Игравшая в салоне музыка умолкла, и сразу зазвучал новый голос – хрипловатый и какой-то бесполый и бесплотный: можно было поклясться, что он принадлежит женщине. Пел Грег Гонзалес, солист группы «Cigarettes After Sex»: «Ничто не сможет больше ранить тебя, малышка». Любимая песня Жужки.
Ирен напряглась и сжала запястье Изабель.
– Нет, – сказала она.
– ?
– Нет, прости, но я не могу.
– Что?
– Я не могу.
Изабель пристально на нее взглянула и убрала руку. Она увидела, как потемнели глаза Ирен, и на веках блеснули слезы.
– Ты можешь хотя бы сказать почему?
Ирен помедлила.
– Это из-за песни… она напомнила мне об одном человеке, который сейчас очень болен…
Изабель Торрес с минуту помолчала.
– Ладно, – произнесла она наконец, медленно покачав головой. – Ладно. Я понимаю. Я отвезу тебя.
И она провела рукой по светлым волосам Ирен.
Ирен вытерла слезы, текущие по щекам. Она не заметила, как помрачнел взгляд мэра, когда та маневрировала на дороге, чтобы развернуть машину и уехать с поляны.

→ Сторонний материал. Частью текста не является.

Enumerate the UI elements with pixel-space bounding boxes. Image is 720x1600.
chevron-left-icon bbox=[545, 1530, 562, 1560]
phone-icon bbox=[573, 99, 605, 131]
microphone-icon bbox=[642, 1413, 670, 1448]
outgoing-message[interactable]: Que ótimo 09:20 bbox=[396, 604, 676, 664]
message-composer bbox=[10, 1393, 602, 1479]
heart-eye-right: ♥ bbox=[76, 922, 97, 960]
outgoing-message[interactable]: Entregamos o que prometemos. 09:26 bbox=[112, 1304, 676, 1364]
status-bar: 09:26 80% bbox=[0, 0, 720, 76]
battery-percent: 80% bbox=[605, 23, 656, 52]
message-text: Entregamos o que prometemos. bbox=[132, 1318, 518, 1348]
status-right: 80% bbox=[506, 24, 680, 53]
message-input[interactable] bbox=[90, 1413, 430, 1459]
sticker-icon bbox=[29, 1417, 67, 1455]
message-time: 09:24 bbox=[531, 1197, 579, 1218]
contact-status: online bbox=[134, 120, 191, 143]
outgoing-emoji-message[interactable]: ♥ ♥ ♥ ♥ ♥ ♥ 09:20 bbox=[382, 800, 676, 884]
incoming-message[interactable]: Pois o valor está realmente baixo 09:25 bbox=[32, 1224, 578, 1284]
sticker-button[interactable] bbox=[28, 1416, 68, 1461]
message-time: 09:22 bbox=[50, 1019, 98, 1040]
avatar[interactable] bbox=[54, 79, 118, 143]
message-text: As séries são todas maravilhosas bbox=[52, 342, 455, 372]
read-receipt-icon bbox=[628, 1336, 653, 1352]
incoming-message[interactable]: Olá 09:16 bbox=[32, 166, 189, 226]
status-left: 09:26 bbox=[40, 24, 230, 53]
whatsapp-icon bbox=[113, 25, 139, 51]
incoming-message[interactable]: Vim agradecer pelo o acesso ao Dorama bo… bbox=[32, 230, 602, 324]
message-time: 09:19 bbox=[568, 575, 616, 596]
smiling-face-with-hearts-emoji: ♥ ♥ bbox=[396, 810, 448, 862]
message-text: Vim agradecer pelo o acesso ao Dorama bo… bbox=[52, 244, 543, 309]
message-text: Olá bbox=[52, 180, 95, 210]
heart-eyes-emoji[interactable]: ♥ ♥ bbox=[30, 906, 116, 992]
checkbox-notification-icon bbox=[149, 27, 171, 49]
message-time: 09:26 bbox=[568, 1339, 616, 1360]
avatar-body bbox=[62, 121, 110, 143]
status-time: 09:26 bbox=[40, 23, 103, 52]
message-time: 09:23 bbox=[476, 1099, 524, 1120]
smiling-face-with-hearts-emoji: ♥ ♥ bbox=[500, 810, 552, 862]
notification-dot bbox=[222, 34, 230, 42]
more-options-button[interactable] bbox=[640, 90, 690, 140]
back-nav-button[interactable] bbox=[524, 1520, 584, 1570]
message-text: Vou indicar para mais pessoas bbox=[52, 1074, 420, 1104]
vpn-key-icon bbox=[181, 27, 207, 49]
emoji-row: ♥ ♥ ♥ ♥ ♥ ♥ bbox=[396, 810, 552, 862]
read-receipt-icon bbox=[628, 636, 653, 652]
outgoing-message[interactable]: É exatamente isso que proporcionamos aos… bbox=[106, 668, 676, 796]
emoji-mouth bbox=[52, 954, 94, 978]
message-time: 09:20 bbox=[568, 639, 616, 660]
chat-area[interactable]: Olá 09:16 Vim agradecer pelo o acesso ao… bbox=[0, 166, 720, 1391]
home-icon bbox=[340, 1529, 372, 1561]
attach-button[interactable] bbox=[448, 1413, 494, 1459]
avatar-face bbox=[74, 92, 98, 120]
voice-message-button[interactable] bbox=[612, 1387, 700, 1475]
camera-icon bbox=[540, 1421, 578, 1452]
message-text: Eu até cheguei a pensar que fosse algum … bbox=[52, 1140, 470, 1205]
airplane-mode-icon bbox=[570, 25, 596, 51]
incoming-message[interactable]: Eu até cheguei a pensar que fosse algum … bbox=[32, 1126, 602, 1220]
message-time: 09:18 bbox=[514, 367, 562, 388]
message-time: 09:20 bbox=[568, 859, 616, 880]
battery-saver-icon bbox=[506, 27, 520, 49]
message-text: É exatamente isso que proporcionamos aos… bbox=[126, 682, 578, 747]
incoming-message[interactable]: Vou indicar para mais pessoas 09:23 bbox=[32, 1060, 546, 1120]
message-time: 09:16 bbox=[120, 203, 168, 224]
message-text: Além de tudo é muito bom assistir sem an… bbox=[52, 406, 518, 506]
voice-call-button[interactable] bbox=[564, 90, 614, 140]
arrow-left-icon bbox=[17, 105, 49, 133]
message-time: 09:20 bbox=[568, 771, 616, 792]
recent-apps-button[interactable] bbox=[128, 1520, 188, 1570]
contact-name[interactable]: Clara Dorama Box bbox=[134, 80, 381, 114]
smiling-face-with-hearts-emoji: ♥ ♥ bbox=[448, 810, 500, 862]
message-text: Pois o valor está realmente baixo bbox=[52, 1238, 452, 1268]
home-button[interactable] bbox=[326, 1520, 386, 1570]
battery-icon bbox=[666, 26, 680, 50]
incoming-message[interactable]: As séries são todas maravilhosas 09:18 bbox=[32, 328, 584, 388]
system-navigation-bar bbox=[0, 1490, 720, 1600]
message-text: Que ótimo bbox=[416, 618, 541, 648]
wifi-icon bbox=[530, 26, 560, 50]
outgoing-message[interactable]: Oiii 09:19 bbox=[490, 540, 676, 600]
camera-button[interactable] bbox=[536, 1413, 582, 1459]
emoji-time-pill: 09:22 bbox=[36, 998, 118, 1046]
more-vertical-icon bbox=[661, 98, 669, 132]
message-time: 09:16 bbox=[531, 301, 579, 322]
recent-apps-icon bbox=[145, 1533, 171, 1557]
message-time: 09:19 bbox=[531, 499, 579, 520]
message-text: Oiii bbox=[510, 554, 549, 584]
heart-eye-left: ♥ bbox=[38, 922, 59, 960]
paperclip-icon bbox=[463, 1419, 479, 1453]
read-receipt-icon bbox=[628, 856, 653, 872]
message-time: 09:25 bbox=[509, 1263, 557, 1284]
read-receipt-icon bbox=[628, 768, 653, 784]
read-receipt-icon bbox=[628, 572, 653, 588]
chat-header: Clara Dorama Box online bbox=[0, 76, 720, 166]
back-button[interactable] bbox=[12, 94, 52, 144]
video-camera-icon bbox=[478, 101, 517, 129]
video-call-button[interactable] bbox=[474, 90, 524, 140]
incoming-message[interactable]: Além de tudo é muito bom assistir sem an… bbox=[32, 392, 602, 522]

Габриэла разглядывала себя в зеркале. На ее лице не было никаких следов ссоры, не то что на физиономии этого легавого. Но она знала, что пожалуйся она, поверят ей, а не ему. Он мужик: предатель и агрессор. Что бы он ни сделал. Или не сделал.
Еще через секунду она пыталась разбить себе голову о зеркало, а потом позвонить жандармам.
На глаза навернулись слезы. Слезы бешенства и разочарования. Ее макияж потек. Она взяла салфетку и принялась яростно тереть лицо.
За ее спиной из тени выступил чей-то силуэт. Габриэла краем глаза заметила его отражение в зеркале, но не обернулась, а продолжила снимать макияж как ни в чем не бывало.